2024 is going to be a huge year for the intersection of genetic AI/large fundamental models and robotics. There is a lot of excitement around the potential for various applications, ranging from learning to product design. Google’s DeepMind Robotics researchers are one of several groups exploring the possibilities of space. In a blog post Today, the team highlights ongoing research designed to give robotics a better understanding of exactly what we humans want from it.
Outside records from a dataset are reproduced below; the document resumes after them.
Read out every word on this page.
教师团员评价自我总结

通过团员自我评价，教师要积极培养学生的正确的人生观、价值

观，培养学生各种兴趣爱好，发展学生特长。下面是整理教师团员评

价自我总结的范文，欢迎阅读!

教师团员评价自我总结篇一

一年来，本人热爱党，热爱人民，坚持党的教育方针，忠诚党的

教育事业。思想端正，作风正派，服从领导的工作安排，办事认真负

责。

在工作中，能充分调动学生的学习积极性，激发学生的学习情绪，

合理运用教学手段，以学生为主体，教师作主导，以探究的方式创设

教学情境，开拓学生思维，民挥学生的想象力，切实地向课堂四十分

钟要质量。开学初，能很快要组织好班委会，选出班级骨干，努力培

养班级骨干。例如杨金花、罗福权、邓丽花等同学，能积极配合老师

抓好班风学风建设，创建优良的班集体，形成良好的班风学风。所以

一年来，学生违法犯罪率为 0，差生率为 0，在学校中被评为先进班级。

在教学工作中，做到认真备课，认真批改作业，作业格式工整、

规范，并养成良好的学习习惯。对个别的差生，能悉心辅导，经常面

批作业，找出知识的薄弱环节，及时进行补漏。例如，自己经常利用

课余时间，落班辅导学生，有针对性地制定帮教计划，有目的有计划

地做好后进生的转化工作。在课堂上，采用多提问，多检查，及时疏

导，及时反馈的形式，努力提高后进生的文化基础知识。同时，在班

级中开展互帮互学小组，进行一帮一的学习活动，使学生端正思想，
Traditionally, robots have focused on doing a single task repeatedly during their lifetime. Disposable robots tend to be very good at this, but even they run into difficulties when changes or errors are inadvertently introduced into the process.
The newly announced AutoRT it is designed to leverage large foundation models, at many different extremes. In a typical example given by the DeepMind team, the system starts by leveraging a Visual Language Model (VLM) for better situational awareness. AutoRT is able to manage a fleet of robots working in parallel equipped with cameras to acquire a layout of their environment and the object within it.
A large language model, meanwhile, suggests tasks that can be accomplished by the hardware, including its final operator. LLMs are considered by many to be the key to unlocking robotics that efficiently understand more natural language commands, reducing the need for hard coding skills.
The system has already been tested quite a bit over the past seven months or so. AutoRT is capable of orchestrating up to 20 robots simultaneously and a total of 52 different devices. In total, DeepMind has collected about 77,000 tests, including more than 6,000 tasks.
Also new from the team is RT-Trajectory, which leverages video input for robotic learning. Many groups are exploring the use of YouTube videos as a method of training robots at scale, but RT-Trajectory adds an interesting layer by overlaying a 2D sketch of the arm in action over the video.
The team notes, “these trajectories, in the form of RGB images, provide low-level, practical visual cues to the model as it learns the robot’s control policies.”
DeepMind says the training had twice the success rate of its RT-2 training, at 63% compared to 29%, while testing 41 tasks.
“RT-Trajectory utilizes the rich robotic motion information that exists in all robot datasets, but is currently underutilized,” the team notes. “RT-Trajectory not only represents another step on the road to building robots capable of moving with efficient precision in new situations, but also unlocking knowledge from existing datasets.”